Milk Oolong Tea Production Process

Step 1: Plucking

Tender leaves from the Golden Lily cultivar are carefully hand-picked or machine-harvested, usually one bud with two or three leaves. This cultivar naturally carries a smooth, creamy aroma.

Step 2: Sun Withering

Fresh leaves are spread out under soft sunlight to reduce surface moisture and activate enzymes for aroma development.

Step 3: Cool Withering

The leaves are brought indoors and placed on bamboo trays. They are gently tossed or shaken to lightly bruise the edges, encouraging partial oxidation (about 15–30%). This step develops the characteristic creamy and floral notes of Golden Lily Oolong.

Step 4: Kill-Green

The oxidized leaves are quickly heated in a wok or rotating drum at high temperatures. This halts enzymatic activity and preserves the aroma that has developed.

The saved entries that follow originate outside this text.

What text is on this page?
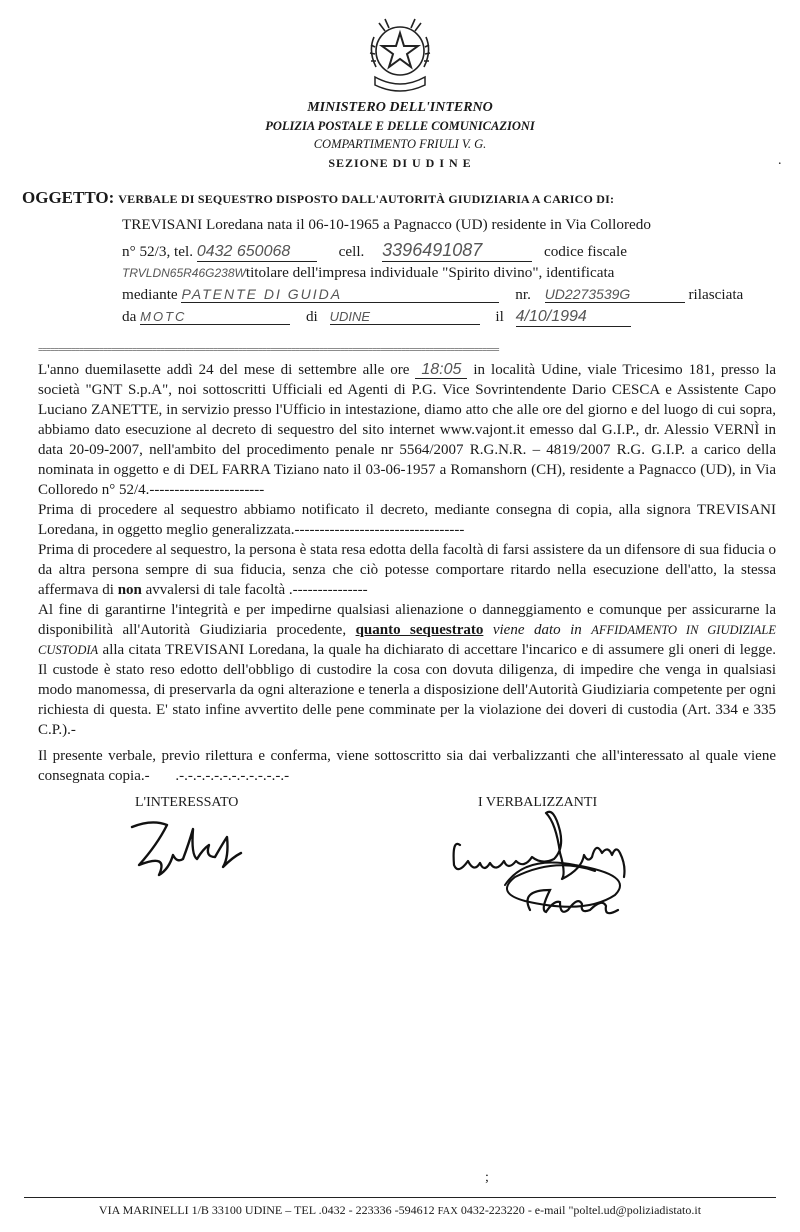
MINISTERO DELL'INTERNO
POLIZIA POSTALE E DELLE COMUNICAZIONI
COMPARTIMENTO FRIULI V. G.
SEZIONE DI U D I N E	.
OGGETTO: VERBALE DI SEQUESTRO DISPOSTO DALL'AUTORITÀ GIUDIZIARIA A CARICO DI:
TREVISANI Loredana nata il 06-10-1965 a Pagnacco (UD) residente in Via Colloredo
n° 52/3, tel. 0432 650068	cell. 3396491087	codice fiscale
TRVLDN65R46G238Wtitolare dell'impresa individuale "Spirito divino", identificata
mediante PATENTE DI GUIDA	nr. UD2273539G	rilasciata
da MOTC	di UDINE	il 4/10/1994
=================================================================================================================

L'anno duemilasette addì 24 del mese di settembre alle ore 18:05 in località Udine, viale Tricesimo 181, presso la società "GNT S.p.A", noi sottoscritti Ufficiali ed Agenti di P.G. Vice Sovrintendente Dario CESCA e Assistente Capo Luciano ZANETTE, in servizio presso l'Ufficio in intestazione, diamo atto che alle ore del giorno e del luogo di cui sopra, abbiamo dato esecuzione al decreto di sequestro del sito internet www.vajont.it emesso dal G.I.P., dr. Alessio VERNÌ in data 20-09-2007, nell'ambito del procedimento penale nr 5564/2007 R.G.N.R. – 4819/2007 R.G. G.I.P. a carico della nominata in oggetto e di DEL FARRA Tiziano nato il 03-06-1957 a Romanshorn (CH), residente a Pagnacco (UD), in Via Colloredo n° 52/4.-----------------------

Prima di procedere al sequestro abbiamo notificato il decreto, mediante consegna di copia, alla signora TREVISANI Loredana, in oggetto meglio generalizzata.----------------------------------

Prima di procedere al sequestro, la persona è stata resa edotta della facoltà di farsi assistere da un difensore di sua fiducia o da altra persona sempre di sua fiducia, senza che ciò potesse comportare ritardo nella esecuzione dell'atto, la stessa affermava di non avvalersi di tale facoltà .---------------

Al fine di garantirne l'integrità e per impedirne qualsiasi alienazione o danneggiamento e comunque per assicurarne la disponibilità all'Autorità Giudiziaria procedente, quanto sequestrato viene dato in AFFIDAMENTO IN GIUDIZIALE CUSTODIA alla citata TREVISANI Loredana, la quale ha dichiarato di accettare l'incarico e di assumere gli oneri di legge. Il custode è stato reso edotto dell'obbligo di custodire la cosa con dovuta diligenza, di impedire che venga in qualsiasi modo manomessa, di preservarla da ogni alterazione e tenerla a disposizione dell'Autorità Giudiziaria competente per ogni richiesta di questa. E' stato infine avvertito delle pene comminate per la violazione dei doveri di custodia (Art. 334 e 335 C.P.).-

Il presente verbale, previo rilettura e conferma, viene sottoscritto sia dai verbalizzanti che all'interessato al quale viene consegnata copia.- .-.-.-.-.-.-.-.-.-.-.-.-.-

L'INTERESSATO	I VERBALIZZANTI
;
VIA MARINELLI 1/B 33100 UDINE – TEL .0432 - 223336 -594612 FAX 0432-223220 - e-mail "poltel.ud@poliziadistato.it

Step 5: Rolling & Wrapping

The softened leaves are repeatedly rolled and wrapped, traditionally in cloth bags, to form their signature semi-ball shape. This step also breaks down cell walls, releasing flavor compounds.

Step 6: Drying

The rolled leaves are dried in stages with hot air, reducing the moisture content to around 3% – 5%. At this point, the leaves are essentially a finished Golden Lily Oolong.

Step 7: Flavoring

To enhance the creamy and milky notes, the dried Golden Lily Oolong is treated with milk essence. This can be done by lightly spraying or misting the tea leaves with natural or artificial milk flavor, or by blending with milk-flavored extracts or powders during a final drying stage.

Step 8: Final Roasting

A gentle roasting may follow to help the added flavor bind to the leaves and to enhance aroma stability.

Step 9: Sorting & Packaging

The flavored Golden Lily Oolong is then sorted for consistency, graded, and vacuum-sealed to preserve freshness and the enhanced milk aroma.